Are you receiving the blessing of God on your life because of your obedience, or are you suffering because God’s hand is not guiding and helping you in your life? The choice is up to you. Whom do you choose to obey: God or your own will?
“And if it seem evil unto you to serve the LORD, choose you this day whom ye will serve; whether the gods which your fathers served that were on the other side of the flood, or the gods of the Amorites, in whose land ye dwell: but as for me and my house, we will serve the LORD.” Joshua 24:15
Stand Up and Tell Them
Continuing from Acts 6, it is read in Acts 7 that religious Jews and their leaders persecuted Stephen. He turned their time of questioning him into an opportunity to preach to them.
He started by preaching a condensed history of the Jews. I am sure all who were listening agreed with him as Stephen gave a synopsis of their Jewish past, starting with Abraham. Heads may have been nodding as he progressed through the experiences of Joseph, Moses, and David. All must have agreed as he spoke of David and Solomon.
Then Stephen’s history lesson ceased, and he got to the reason for his reviewing the great prophets and leaders of the Jews.
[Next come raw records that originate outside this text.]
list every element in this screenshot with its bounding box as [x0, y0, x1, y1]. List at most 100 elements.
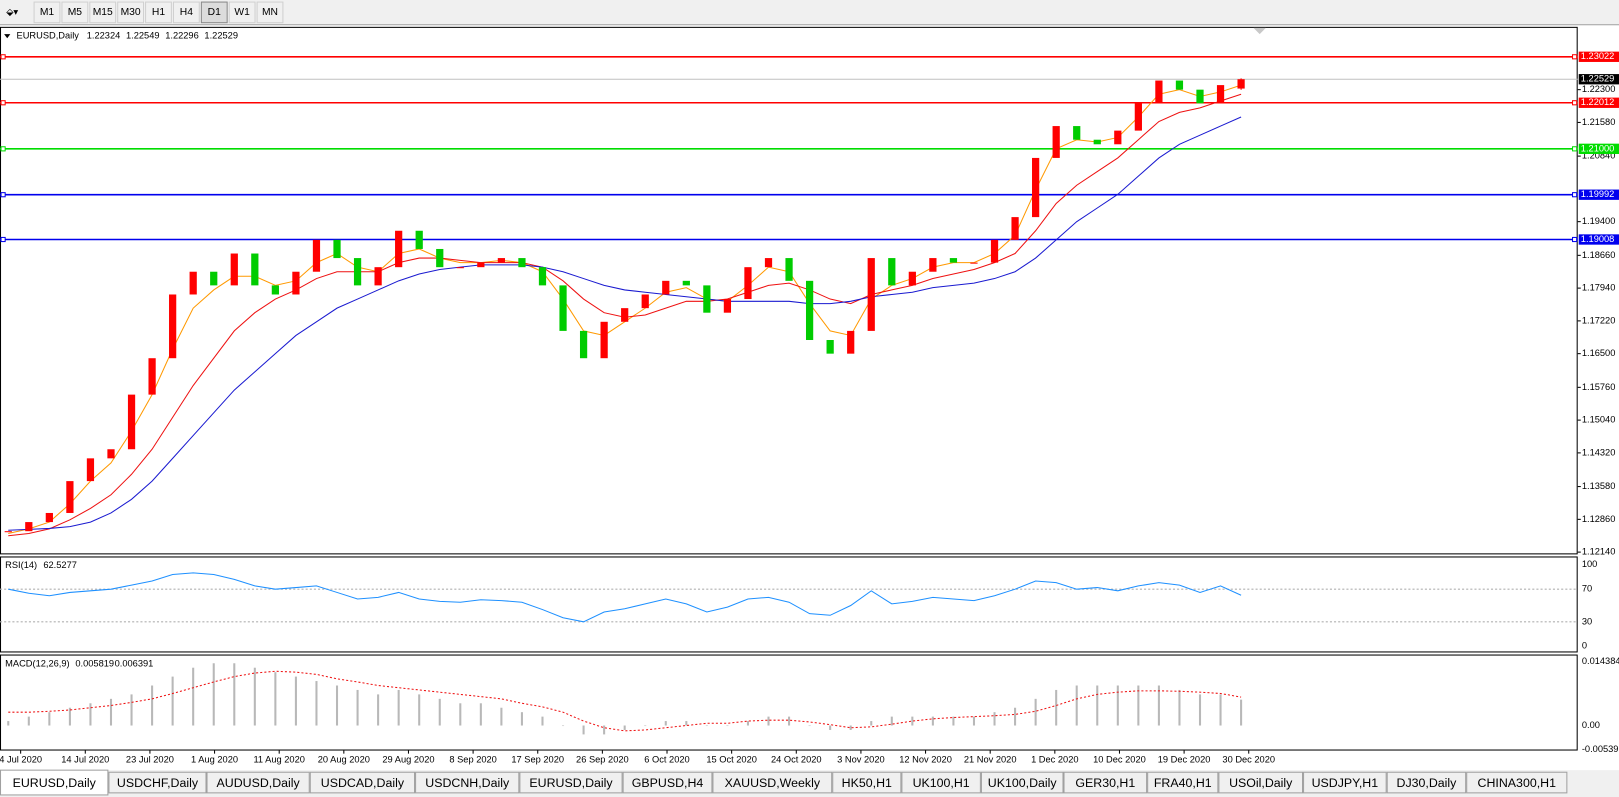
macd-bar [829, 725, 832, 730]
macd-bar [1075, 685, 1078, 726]
candle-body [990, 239, 999, 263]
tab-label[interactable]: FRA40,H1 [1154, 776, 1212, 790]
candle-body [25, 522, 33, 532]
candle-body [292, 271, 300, 295]
level-handle[interactable] [0, 236, 6, 243]
rsi-tick-label: 100 [1582, 559, 1598, 569]
level-handle[interactable] [0, 54, 6, 60]
timeframe-label[interactable]: MN [262, 7, 278, 18]
tab[interactable] [1218, 771, 1304, 794]
tab[interactable] [832, 771, 902, 794]
timeframe-button[interactable] [117, 1, 145, 24]
tab[interactable] [108, 771, 207, 794]
tab-label[interactable]: USDCHF,Daily [117, 776, 199, 790]
level-label: 1.19992 [1581, 189, 1615, 199]
bar-close: 1.22529 [204, 31, 238, 41]
macd-tick-label: -0.005396 [1582, 744, 1619, 754]
tab-label[interactable]: DJ30,Daily [1397, 776, 1458, 790]
tab[interactable] [901, 771, 981, 794]
level-label-box [1578, 143, 1619, 154]
macd-bar [459, 703, 462, 726]
timeframe-button[interactable] [89, 1, 117, 24]
tab[interactable] [415, 771, 520, 794]
timeframe-button[interactable] [228, 1, 256, 24]
candle-body [86, 458, 95, 482]
timeframe-label[interactable]: M30 [121, 7, 141, 18]
tab[interactable] [309, 771, 416, 794]
tab-label[interactable]: EURUSD,Daily [13, 776, 97, 790]
timeframe-label[interactable]: W1 [234, 7, 250, 18]
macd-bar [562, 725, 565, 727]
rsi-line [8, 572, 1242, 623]
candle-body [312, 239, 321, 272]
tab-label[interactable]: GBPUSD,H4 [632, 776, 704, 790]
tab[interactable] [1466, 771, 1568, 794]
timeframe-label[interactable]: M15 [93, 7, 113, 18]
candle-body [1093, 139, 1101, 145]
macd-tick-label: 0.00 [1582, 720, 1600, 730]
tab-label[interactable]: AUDUSD,Daily [217, 776, 301, 790]
x-tick-label: 1 Aug 2020 [191, 754, 238, 764]
tab[interactable] [712, 771, 833, 794]
level-handle[interactable] [0, 192, 6, 198]
macd-bar [1157, 685, 1160, 726]
tab[interactable] [519, 771, 623, 794]
macd-bar [1240, 699, 1243, 726]
timeframe-button[interactable] [33, 1, 61, 24]
macd-bar [808, 725, 811, 727]
tab[interactable] [980, 771, 1064, 794]
candle-body [4, 531, 12, 533]
tab-label[interactable]: GER30,H1 [1075, 776, 1135, 790]
tab-label[interactable]: CHINA300,H1 [1478, 776, 1557, 790]
tab-label[interactable]: USOil,Daily [1229, 776, 1293, 790]
tab-label[interactable]: UK100,H1 [913, 776, 970, 790]
tab[interactable] [206, 771, 310, 794]
x-tick-label: 12 Nov 2020 [899, 754, 952, 764]
chart-title: EURUSD,Daily [17, 31, 80, 41]
tab-label[interactable]: EURUSD,Daily [529, 776, 613, 790]
tab[interactable] [1386, 771, 1467, 794]
tab-label[interactable]: USDCAD,Daily [321, 776, 405, 790]
rsi-tick-label: 30 [1582, 616, 1592, 626]
toolbar-menu-icon[interactable]: ⬙▾ [6, 7, 18, 17]
tab-label[interactable]: USDCNH,Daily [425, 776, 510, 790]
level-handle[interactable] [0, 100, 6, 106]
timeframe-label[interactable]: D1 [208, 7, 221, 18]
rsi-last: 62.5277 [43, 560, 77, 570]
tab-label[interactable]: UK100,Daily [988, 776, 1058, 790]
tab[interactable] [1303, 771, 1387, 794]
candle-body [723, 299, 732, 313]
candle-body [1196, 89, 1204, 104]
timeframe-button[interactable] [172, 1, 200, 24]
tab-label[interactable]: HK50,H1 [842, 776, 892, 790]
timeframe-label[interactable]: M1 [40, 7, 55, 18]
macd-bar [27, 716, 30, 726]
tab-label[interactable]: XAUUSD,Weekly [725, 776, 821, 790]
macd-bar [1096, 685, 1099, 726]
level-handle[interactable] [1572, 236, 1578, 243]
level-handle[interactable] [1572, 146, 1578, 152]
tab-label[interactable]: USDJPY,H1 [1312, 776, 1379, 790]
macd-bar [418, 694, 421, 726]
macd-bar [993, 712, 996, 726]
timeframe-label[interactable]: H4 [180, 7, 193, 18]
tab[interactable] [622, 771, 713, 794]
timeframe-button[interactable] [145, 1, 172, 24]
macd-bar [192, 667, 195, 726]
level-handle[interactable] [1572, 54, 1578, 60]
timeframe-label[interactable]: M5 [68, 7, 83, 18]
timeframe-button[interactable] [200, 1, 228, 24]
timeframe-label[interactable]: H1 [152, 7, 165, 18]
level-handle[interactable] [1572, 192, 1578, 198]
level-handle[interactable] [0, 146, 6, 152]
tab[interactable] [0, 769, 109, 796]
timeframe-button[interactable] [61, 1, 89, 24]
macd-bar [68, 707, 71, 726]
current-price-label: 1.22529 [1581, 74, 1615, 84]
tab[interactable] [1063, 771, 1148, 794]
timeframe-button[interactable] [256, 1, 284, 24]
tab[interactable] [1147, 771, 1219, 794]
level-handle[interactable] [1572, 100, 1578, 106]
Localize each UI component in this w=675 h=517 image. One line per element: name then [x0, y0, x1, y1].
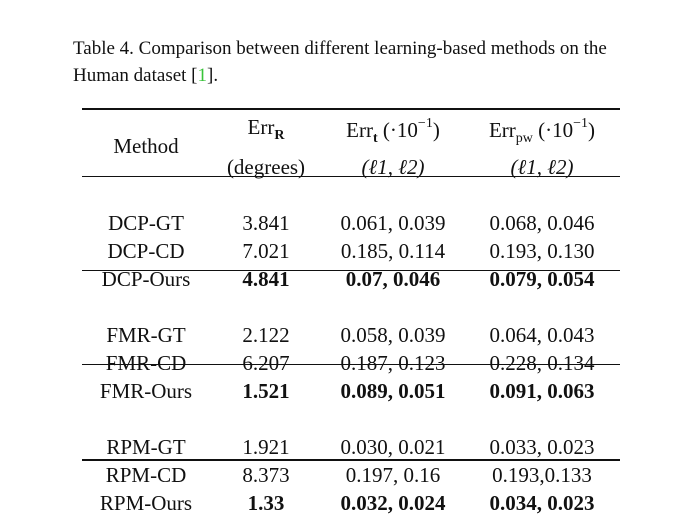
method-cell: DCP-Ours: [101, 267, 191, 291]
table-row: DCP-CD 7.021 0.185, 0.114 0.193, 0.130: [82, 237, 620, 265]
err-pw-cell: 0.228, 0.134: [489, 351, 595, 375]
table-row: DCP-Ours 4.841 0.07, 0.046 0.079, 0.054: [82, 265, 620, 293]
err-t-cell: 0.030, 0.021: [340, 435, 446, 459]
header-err-r: ErrR: [247, 115, 285, 143]
err-t-cell: 0.187, 0.123: [340, 351, 446, 375]
err-t-cell: 0.185, 0.114: [340, 239, 446, 263]
top-rule: [82, 108, 620, 110]
err-r-cell: 8.373: [242, 463, 290, 487]
err-pw-cell: 0.193, 0.130: [489, 239, 595, 263]
group-spacer: [82, 293, 620, 321]
table-row: RPM-Ours 1.33 0.032, 0.024 0.034, 0.023: [82, 489, 620, 517]
method-cell: RPM-CD: [105, 463, 187, 487]
err-pw-cell: 0.034, 0.023: [489, 491, 595, 515]
method-cell: FMR-GT: [106, 323, 186, 347]
caption-end: ].: [207, 65, 219, 86]
caption-text: Table 4. Comparison between different le…: [73, 38, 607, 86]
err-r-cell: 1.33: [247, 491, 285, 515]
err-pw-cell: 0.091, 0.063: [489, 379, 595, 403]
err-t-cell: 0.061, 0.039: [340, 211, 446, 235]
method-cell: RPM-GT: [106, 435, 186, 459]
results-table: Method ErrR Errt (·10−1) Errpw (·10−1) (…: [82, 110, 620, 517]
table-row: FMR-GT 2.122 0.058, 0.039 0.064, 0.043: [82, 321, 620, 349]
group-spacer: [82, 181, 620, 209]
header-rule: [82, 176, 620, 177]
err-t-cell: 0.089, 0.051: [340, 379, 446, 403]
err-r-cell: 3.841: [242, 211, 290, 235]
err-pw-cell: 0.193,0.133: [492, 463, 592, 487]
table-row: FMR-Ours 1.521 0.089, 0.051 0.091, 0.063: [82, 377, 620, 405]
header-method: Method: [113, 133, 179, 158]
header-err-pw: Errpw (·10−1): [488, 116, 596, 146]
group-rule-2: [82, 364, 620, 365]
err-t-cell: 0.058, 0.039: [340, 323, 446, 347]
header-err-t: Errt (·10−1): [346, 116, 440, 146]
header-err-r-unit: (degrees): [226, 155, 306, 179]
err-r-cell: 1.521: [242, 379, 290, 403]
err-r-cell: 4.841: [242, 267, 290, 291]
table-row: RPM-CD 8.373 0.197, 0.16 0.193,0.133: [82, 461, 620, 489]
err-t-cell: 0.032, 0.024: [340, 491, 446, 515]
table-caption: Table 4. Comparison between different le…: [73, 35, 653, 89]
err-r-cell: 6.207: [242, 351, 290, 375]
err-t-cell: 0.07, 0.046: [345, 267, 441, 291]
method-cell: RPM-Ours: [99, 491, 193, 515]
header-row-2: (degrees) (ℓ1, ℓ2) (ℓ1, ℓ2): [82, 153, 620, 181]
method-cell: DCP-GT: [108, 211, 184, 235]
err-pw-cell: 0.033, 0.023: [489, 435, 595, 459]
table-row: DCP-GT 3.841 0.061, 0.039 0.068, 0.046: [82, 209, 620, 237]
header-err-t-norms: (ℓ1, ℓ2): [361, 155, 425, 179]
header-row-1: Method ErrR Errt (·10−1) Errpw (·10−1): [82, 110, 620, 158]
method-cell: FMR-CD: [105, 351, 187, 375]
table-row: RPM-GT 1.921 0.030, 0.021 0.033, 0.023: [82, 433, 620, 461]
group-spacer: [82, 405, 620, 433]
err-r-cell: 7.021: [242, 239, 290, 263]
err-r-cell: 2.122: [242, 323, 290, 347]
method-cell: DCP-CD: [107, 239, 185, 263]
method-cell: FMR-Ours: [99, 379, 193, 403]
err-pw-cell: 0.064, 0.043: [489, 323, 595, 347]
err-r-cell: 1.921: [242, 435, 290, 459]
table-row: FMR-CD 6.207 0.187, 0.123 0.228, 0.134: [82, 349, 620, 377]
err-t-cell: 0.197, 0.16: [345, 463, 441, 487]
group-rule-1: [82, 270, 620, 271]
bottom-rule: [82, 459, 620, 461]
citation-link[interactable]: 1: [197, 65, 208, 86]
header-err-pw-norms: (ℓ1, ℓ2): [510, 155, 574, 179]
err-pw-cell: 0.079, 0.054: [489, 267, 595, 291]
err-pw-cell: 0.068, 0.046: [489, 211, 595, 235]
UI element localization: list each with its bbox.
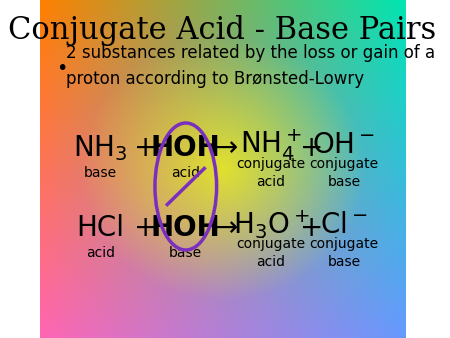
Text: →: → <box>215 134 238 162</box>
Text: $\mathrm{Cl^-}$: $\mathrm{Cl^-}$ <box>320 211 368 239</box>
Text: conjugate
acid: conjugate acid <box>236 237 306 269</box>
Text: •: • <box>56 58 68 77</box>
Text: 2 substances related by the loss or gain of a
proton according to Brønsted-Lowry: 2 substances related by the loss or gain… <box>66 45 435 88</box>
Text: acid: acid <box>171 166 200 180</box>
Text: Conjugate Acid - Base Pairs: Conjugate Acid - Base Pairs <box>8 15 436 46</box>
Text: base: base <box>84 166 117 180</box>
Text: +: + <box>134 214 157 242</box>
Text: $\mathrm{H_3O^+}$: $\mathrm{H_3O^+}$ <box>233 209 309 241</box>
Text: →: → <box>215 214 238 242</box>
Text: +: + <box>134 134 157 162</box>
Text: HOH: HOH <box>151 134 220 162</box>
Text: base: base <box>169 246 202 260</box>
Text: HOH: HOH <box>151 214 220 242</box>
Text: $\mathrm{NH_4^+}$: $\mathrm{NH_4^+}$ <box>240 127 302 163</box>
Text: conjugate
base: conjugate base <box>310 158 378 189</box>
Text: acid: acid <box>86 246 115 260</box>
Text: $\mathrm{NH_3}$: $\mathrm{NH_3}$ <box>73 133 128 163</box>
Text: conjugate
base: conjugate base <box>310 237 378 269</box>
Text: $\mathrm{OH^-}$: $\mathrm{OH^-}$ <box>312 131 375 159</box>
Text: +: + <box>300 214 323 242</box>
Text: HCl: HCl <box>76 214 125 242</box>
Text: conjugate
acid: conjugate acid <box>236 158 306 189</box>
Text: +: + <box>300 134 323 162</box>
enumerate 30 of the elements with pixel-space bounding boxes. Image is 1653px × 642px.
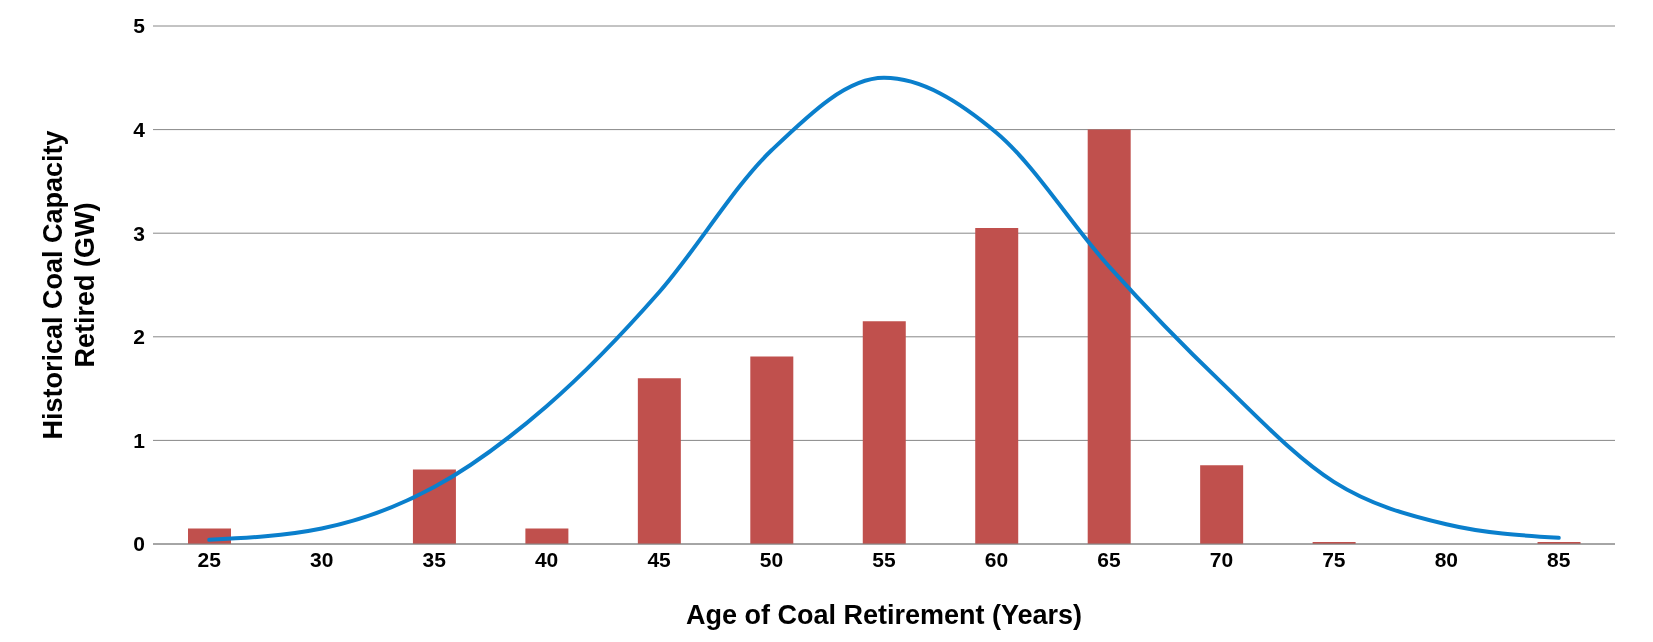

Stephen reminded them that the Jews had persecuted all the past prophets (Acts 7:51-52) and, because of their hardened hearts, were not even obeying the law they were given. I can imagine for a brief minute, heads stopped nodding, and a silence came over the crowd.
After that brief, silent second, anger burst out of every person in the room. “Who does Stephen think he is accusing us of being disobedient to the law?” certainly had to be the majority attitude. Shouting ensued. Hands went over their ears in a vain attempt to keep them from hearing any more of Stephen’s accusations.
The mob grabbed Stephen and took him outside the city, and stoned him to death. As their anger at the preacher caused them to hurl rocks at the man, they saw a scene they did not expect. They saw Stephen kneel, ask the Lord not to lay this sin to the murderers’ charges, and saw the man fall asleep peacefully!
Knowing what he said would anger and certainly would rile this crowd, Stephen selflessly preached the truth, no matter what their reaction and the cost to him. Stephen knew what they had done to Jesus for preaching the truth. He most likely knew how they would react to what he was telling them, but he spoke the truth no matter what.
If we had more preachers like Stephen today that would be more interested in telling the truth, no matter the reaction, our churches would be much different. The country would not be the same.
If we had more Christians that would also adopt a similar attitude and would say what needs to be said, rather than what is safe to say, Christianity would certainly have more influence in this world than it has. The truth can set a world free from the bondage of sin and godlessness.